As The Wailing moves toward suggesting the omnipresence of supernatural forces—good and evil—coursing through the villagers’ lives, shaping their fates, it also implicates the merely human. The woman tells Jong-goo that the reason his daughter is “possessed” is that “her father has sinned.” He “suspected another. He tried to kill him and finally succeeded,” she declares. Jong-goo, indeed, went easily down the path of blaming the Japanese stranger for everything. Was his suspicion—suspicion of the outsider—the cause of everything? Was it that very mundane human suspicion of someone who was not “Us” that unleashed the powerful forces of disease, violence, and supernatural malevolence? It’s a real possibility, and it makes a powerful point because Jong-goo is such a human, likeable character: he’s not bad, he even scoffs at the prejudiced rumors about the Japanese man at first. But he gets drawn in, and we have to wonder if, like the priest, what he “sees” in the Japanese man is only what he was already convinced he’d see.
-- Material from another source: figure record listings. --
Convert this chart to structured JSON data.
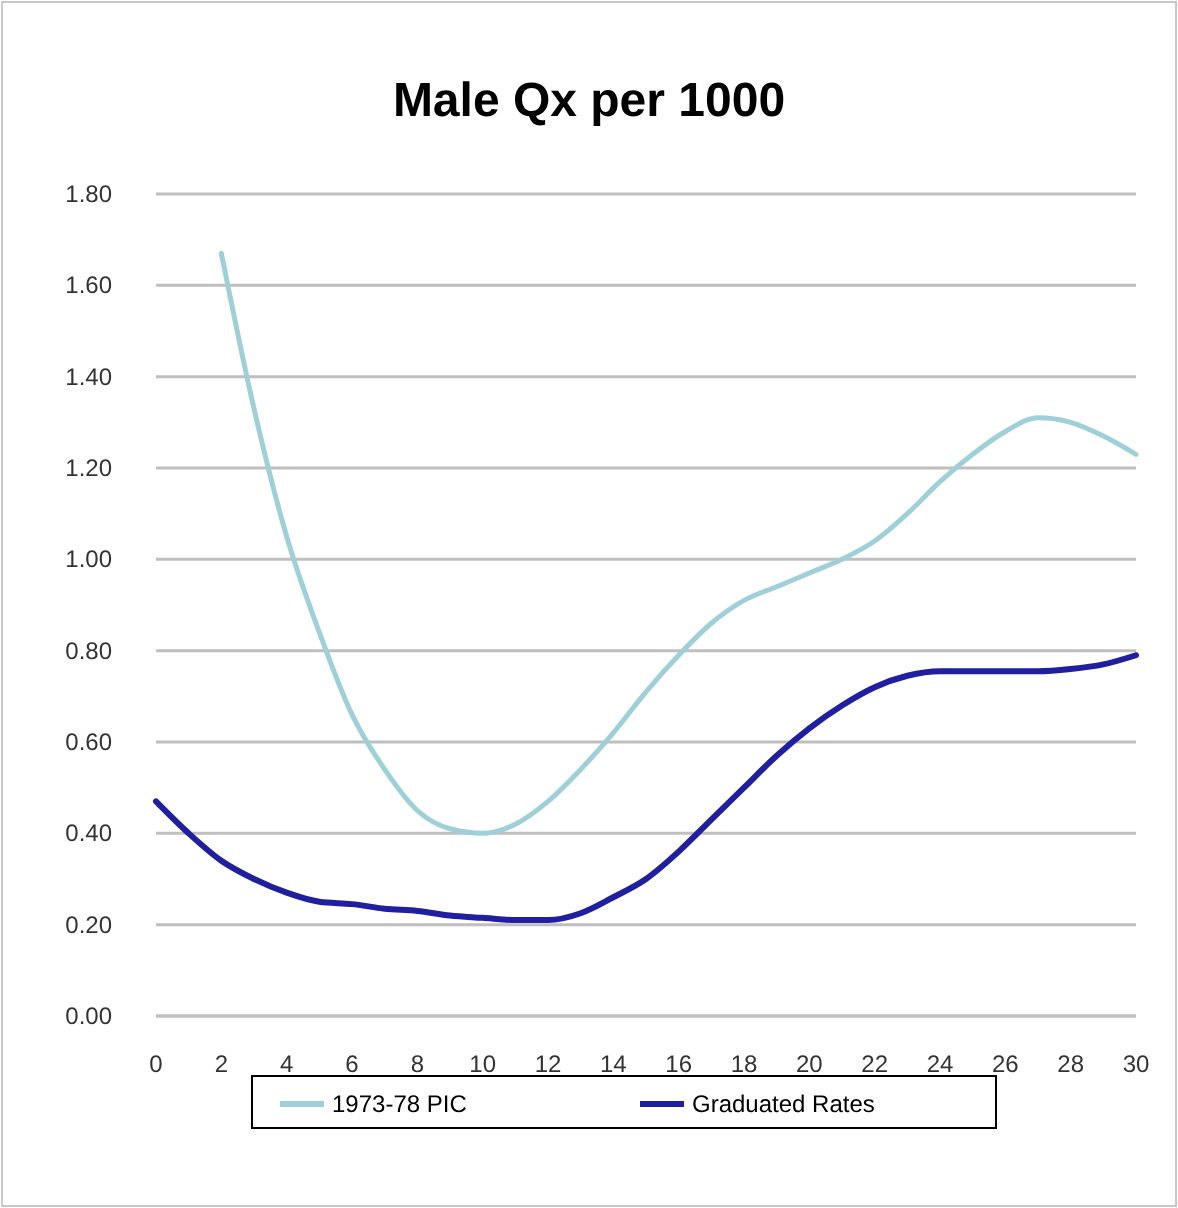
{
  "chart_data": {
    "type": "line",
    "title": "Male Qx per 1000",
    "x": [
      0,
      1,
      2,
      3,
      4,
      5,
      6,
      7,
      8,
      9,
      10,
      11,
      12,
      13,
      14,
      15,
      16,
      17,
      18,
      19,
      20,
      21,
      22,
      23,
      24,
      25,
      26,
      27,
      28,
      29,
      30
    ],
    "series": [
      {
        "name": "1973-78 PIC",
        "color": "#9fd0d8",
        "values": [
          null,
          null,
          1.67,
          1.33,
          1.05,
          0.84,
          0.66,
          0.54,
          0.45,
          0.41,
          0.4,
          0.42,
          0.47,
          0.54,
          0.62,
          0.71,
          0.79,
          0.86,
          0.91,
          0.94,
          0.97,
          1.0,
          1.04,
          1.1,
          1.17,
          1.23,
          1.28,
          1.31,
          1.3,
          1.27,
          1.23
        ]
      },
      {
        "name": "Graduated Rates",
        "color": "#1f1fa0",
        "values": [
          0.47,
          0.4,
          0.34,
          0.3,
          0.27,
          0.25,
          0.245,
          0.235,
          0.23,
          0.22,
          0.215,
          0.21,
          0.21,
          0.225,
          0.26,
          0.3,
          0.36,
          0.43,
          0.5,
          0.57,
          0.63,
          0.68,
          0.72,
          0.745,
          0.755,
          0.755,
          0.755,
          0.755,
          0.76,
          0.77,
          0.79
        ]
      }
    ],
    "xlim": [
      0,
      30
    ],
    "xticks": [
      0,
      2,
      4,
      6,
      8,
      10,
      12,
      14,
      16,
      18,
      20,
      22,
      24,
      26,
      28,
      30
    ],
    "ylim": [
      0,
      1.8
    ],
    "yticks": [
      {
        "value": 0,
        "label": "0.00"
      },
      {
        "value": 0.2,
        "label": "0.20"
      },
      {
        "value": 0.4,
        "label": "0.40"
      },
      {
        "value": 0.6,
        "label": "0.60"
      },
      {
        "value": 0.8,
        "label": "0.80"
      },
      {
        "value": 1.0,
        "label": "1.00"
      },
      {
        "value": 1.2,
        "label": "1.20"
      },
      {
        "value": 1.4,
        "label": "1.40"
      },
      {
        "value": 1.6,
        "label": "1.60"
      },
      {
        "value": 1.8,
        "label": "1.80"
      }
    ],
    "grid": "y",
    "legend": "bottom",
    "marker": "none",
    "line_style": "solid"
  }
}
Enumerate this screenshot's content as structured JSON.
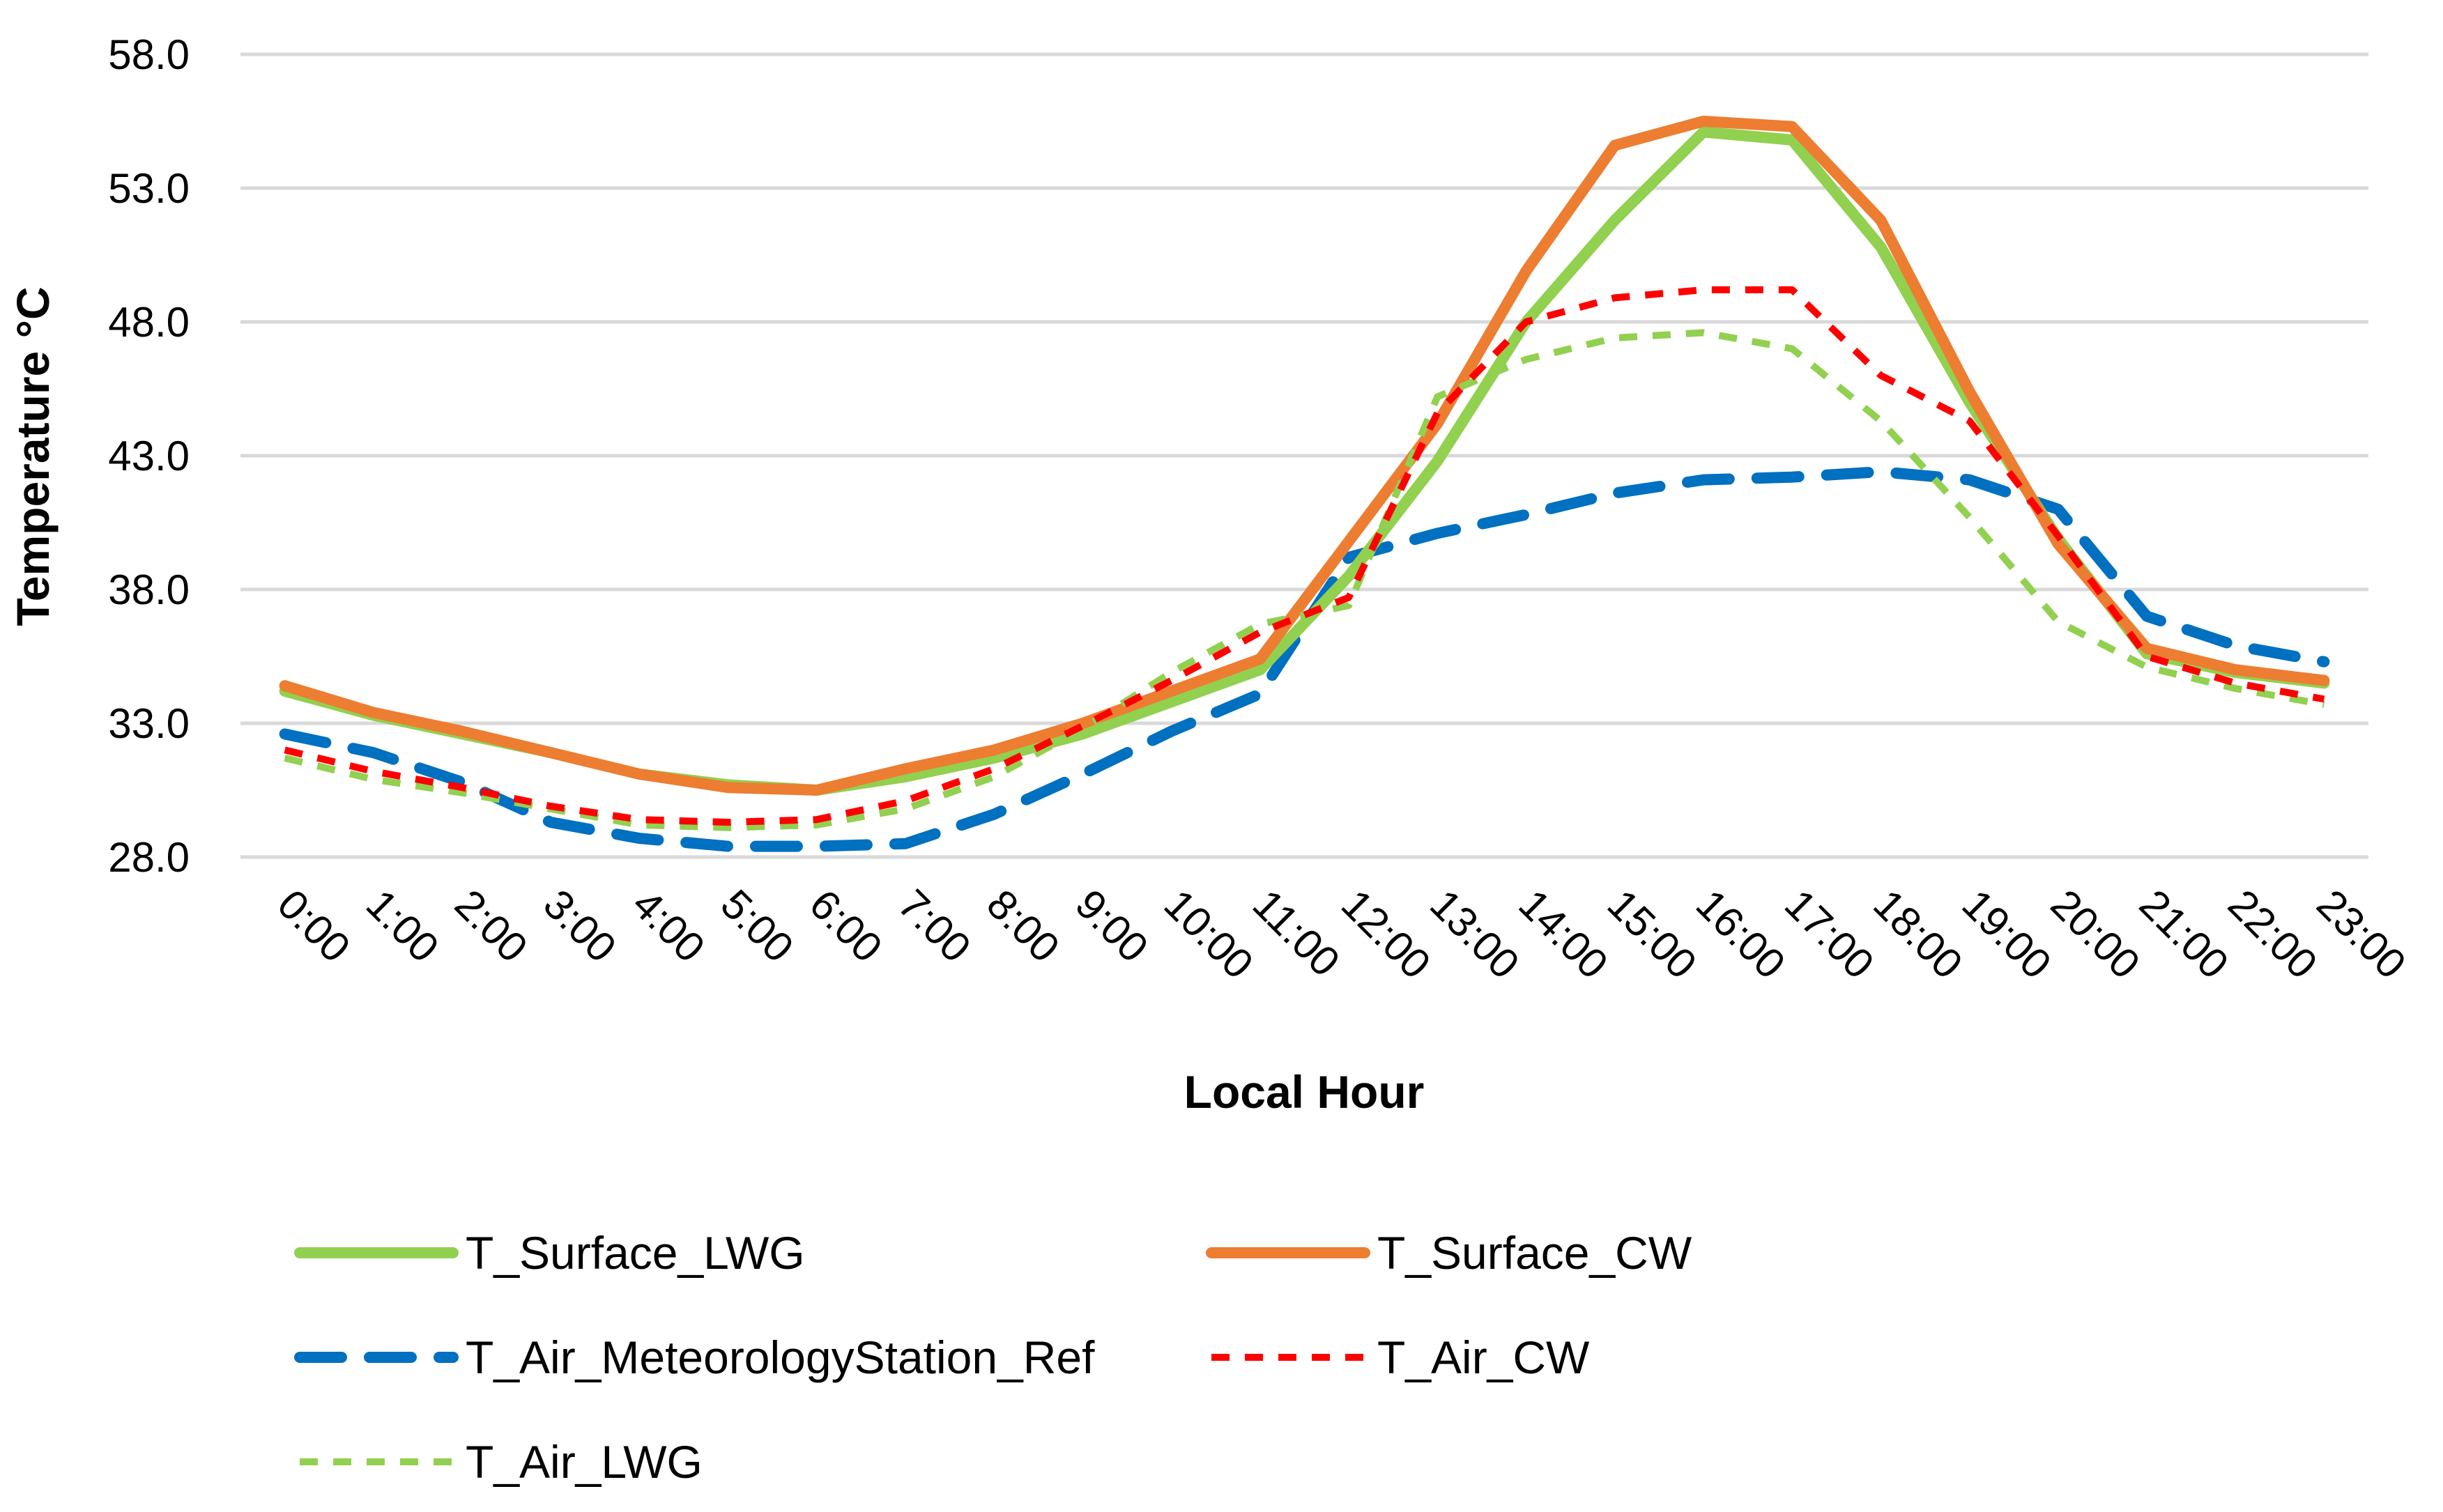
{
  "chart_data": {
    "type": "line",
    "title": "",
    "xlabel": "Local Hour",
    "ylabel": "Temperature °C",
    "ylim": [
      28.0,
      58.0
    ],
    "yticks": [
      "28.0",
      "33.0",
      "38.0",
      "43.0",
      "48.0",
      "53.0",
      "58.0"
    ],
    "categories": [
      "0:00",
      "1:00",
      "2:00",
      "3:00",
      "4:00",
      "5:00",
      "6:00",
      "7:00",
      "8:00",
      "9:00",
      "10:00",
      "11:00",
      "12:00",
      "13:00",
      "14:00",
      "15:00",
      "16:00",
      "17:00",
      "18:00",
      "19:00",
      "20:00",
      "21:00",
      "22:00",
      "23:00"
    ],
    "grid": true,
    "legend_position": "bottom",
    "series": [
      {
        "name": "T_Surface_LWG",
        "color": "#92D050",
        "style": "solid",
        "values": [
          34.2,
          33.3,
          32.6,
          31.9,
          31.1,
          30.7,
          30.5,
          31.0,
          31.7,
          32.6,
          33.8,
          35.0,
          38.5,
          42.8,
          48.0,
          51.8,
          55.1,
          54.8,
          50.8,
          45.0,
          39.9,
          35.6,
          34.9,
          34.5
        ]
      },
      {
        "name": "T_Surface_CW",
        "color": "#ED7D31",
        "style": "solid",
        "values": [
          34.4,
          33.4,
          32.7,
          31.9,
          31.1,
          30.6,
          30.5,
          31.3,
          32.0,
          33.0,
          34.2,
          35.4,
          39.8,
          44.2,
          49.9,
          54.6,
          55.5,
          55.3,
          51.8,
          45.4,
          39.7,
          35.8,
          35.0,
          34.6
        ]
      },
      {
        "name": "T_Air_MeteorologyStation_Ref",
        "color": "#0070C0",
        "style": "longdash",
        "values": [
          32.6,
          31.9,
          30.8,
          29.3,
          28.7,
          28.4,
          28.4,
          28.5,
          29.6,
          31.1,
          32.7,
          34.1,
          39.2,
          40.1,
          40.8,
          41.6,
          42.1,
          42.2,
          42.4,
          42.1,
          41.0,
          37.0,
          35.9,
          35.3
        ]
      },
      {
        "name": "T_Air_CW",
        "color": "#FF0000",
        "style": "shortdash",
        "values": [
          32.0,
          31.2,
          30.6,
          29.9,
          29.4,
          29.3,
          29.4,
          30.1,
          31.3,
          32.9,
          34.6,
          36.4,
          37.7,
          44.6,
          48.0,
          48.9,
          49.2,
          49.2,
          46.0,
          44.3,
          40.0,
          35.5,
          34.5,
          33.9
        ]
      },
      {
        "name": "T_Air_LWG",
        "color": "#92D050",
        "style": "shortdash",
        "values": [
          31.7,
          30.9,
          30.4,
          29.8,
          29.2,
          29.1,
          29.2,
          29.8,
          31.0,
          32.8,
          34.9,
          36.7,
          37.4,
          45.2,
          46.6,
          47.4,
          47.6,
          47.0,
          44.3,
          40.7,
          36.8,
          35.1,
          34.3,
          33.7
        ]
      }
    ]
  }
}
In the end The Wailing makes faith and suspicion seem uncannily alike, leaving both characters and viewers alike paralyzed. Do they believe or do they doubt? Either one seems to lead to destruction.

I could imagine some viewers disliking the fact that The Wailing raises so many possible explanations for what happens and confirming none of them. But for me, it’s where the brilliance of the film lies. It’s been a long time since I saw such a provocative horror film.